With retail locations going bust, malls and shopping centers are ripe for solving one of our biggest problems.
As retail establishments are closing at record rates, America has an expansive problem: a glut of vacant real estate, all designed for parking and shopping. While locations for longtime giants, such as Macy’s, Pier One and Sears, fall by the wayside, experts say the COVID-19 pandemic didn’t create this problem, so much as it was the final nail. In 2019—even ahead of the virus—nearly 10,000 stores went out of business, marking a 59% increase over the prior year. In 2020, that number expanded to more than 15,000, according to the Associated Press.
At the same time, another problem looms alongside retail decline—one that has developers considering malls and other retail centers for housing. As sales among brick-and-mortar establishments plummeted amid the first months of COVID-19, home sales were 17% higher—rising to rates not seen since April 2006. The results were, “stronger than what had been assumed in previous forecasts,” says Robert Dietz, chief economist for the National Association of Home Builders. Too strong, perhaps. While the housing sector was already under-built, Dietz says, now it lags the need for housing by a degree that constitutes a crisis. Consequently, suburban-style strip malls within traditional urban frameworks are quickly falling out of favor with consumers and are prime candidates for large-scale neighborhood revitalization projects.
With populations age 65 and older growing by as much as 10,000 per day, yesterday’s shopping malls look like prime destinations for seniors. The Harvard Joint Center for Housing Studies projects that the number of adults in the U.S. age 65 and older will increase from 48 million to 79 million over the next 20 years, making retail a big opportunity for conversion. The idea also fits with the trend for relocating senior living facilities to more urban areas. “Originally we would be in the suburbs,” says Steve Ruiz, an architect who specializes in senior designs for Moseley Architects. “But we’re seeing a change,” Ruiz adds.
As more firms latch onto the concept, the idea for retail conversion has led to more than 400 proposals nationwide.
Sizing Up Challenges
That’s not to say that retail centers are a shoo-in for housing. Preparing old shopping malls to become mixed-use developments is a creative puzzle, says Dominic Wilker, director of development for Washington Place Equities in Baltimore, an equity investment firm that focuses on multifamily, manufactured housing and senior living. Among the goals for retail-to-residential conversions is the idea for breaking down barriers and reconnecting old retail sites with existing neighborhoods; most retail establishments are set back from major thoroughfares, across sprawling parking lots.
To overcome this and other obstacles, architects lean on several strategies, including options for reinforcement (strengthening or supporting designs with additional development), revival (giving new vitality with selective redevelopment) and restarting (beginning anew with full redevelopment). Aside from restarting, when it comes to working with existing structures, every option comes with significant challenges, Wilker says. You have to learn to improvise, he suggests.

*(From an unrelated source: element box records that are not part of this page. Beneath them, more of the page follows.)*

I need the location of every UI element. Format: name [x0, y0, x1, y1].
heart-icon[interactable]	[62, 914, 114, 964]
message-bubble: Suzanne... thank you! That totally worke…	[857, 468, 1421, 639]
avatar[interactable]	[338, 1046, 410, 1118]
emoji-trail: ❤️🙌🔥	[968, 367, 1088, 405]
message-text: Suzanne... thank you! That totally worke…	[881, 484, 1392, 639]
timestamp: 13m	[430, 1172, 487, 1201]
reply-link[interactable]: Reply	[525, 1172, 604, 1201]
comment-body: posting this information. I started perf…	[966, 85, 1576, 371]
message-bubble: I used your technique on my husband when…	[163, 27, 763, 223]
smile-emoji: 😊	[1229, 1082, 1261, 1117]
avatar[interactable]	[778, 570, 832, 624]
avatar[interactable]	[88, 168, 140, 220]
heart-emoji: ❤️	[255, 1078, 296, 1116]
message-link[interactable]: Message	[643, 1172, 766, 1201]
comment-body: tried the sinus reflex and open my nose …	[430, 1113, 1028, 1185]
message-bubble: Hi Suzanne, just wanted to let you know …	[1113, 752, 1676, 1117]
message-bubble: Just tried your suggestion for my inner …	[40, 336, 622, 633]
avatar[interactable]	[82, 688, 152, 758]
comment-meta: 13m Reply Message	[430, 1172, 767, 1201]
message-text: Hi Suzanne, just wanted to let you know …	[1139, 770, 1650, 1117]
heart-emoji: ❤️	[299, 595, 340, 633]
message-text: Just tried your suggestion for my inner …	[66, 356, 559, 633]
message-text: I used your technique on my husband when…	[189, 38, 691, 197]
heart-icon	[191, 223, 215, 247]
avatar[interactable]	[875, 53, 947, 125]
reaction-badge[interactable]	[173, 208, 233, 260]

“A rigid mentality doesn’t work on these projects,” he says. “I think flexibility is very important and you have to have the mindset that what you wish was there and what might be there are two different things. I think that requires adaptability and a leadership style that says, ‘Hey, we’re going to figure this out.’ I think trying to take what the site gives you and not fighting it is essential.”
There are times when site plans and existing buildings end up in conflict, Wilker says. For instance, on 520 Park Avenue, a retail site in Baltimore that Wilker’s firm turned into ground-level retail spaces and apartments, the concrete floors didn’t turn out to be quite as “accommodating” for wood as expected. “We walked in that building a hundred times and we’d never really thought about that, but through construction we figured out a way to deal with it,” he says. “That was just the building pushing back on us.” Originally constructed in 1942 as warehousing, the 216,000-square-foot space went through several iterations before becoming a prominent department store in the 1980s. The latest design includes 171 apartments surrounding a courtyard, with double-loaded corridors. And while 520 Park Avenue wasn’t created specifically for seniors, the building’s design and amenities illustrate how the same concept serves the mission of today’s senior living facilities. Among those with ground-floor retail, for instance, “You come there and think, ‘Oh, I think I’ll have a sandwich,’ or ‘Let’s just have something to eat here before we go home,’” Ruiz says. Meanwhile, “Some of the residents are in there, so now you have that interaction that’s going on,” helping to make seniors part of their communities.
Creating those moments, while converting reminders of bygone eras of shopping into vital housing, “Those are gratifying in a way that building another five-story building isn’t,” Wilker says. “It’s an accomplishment.”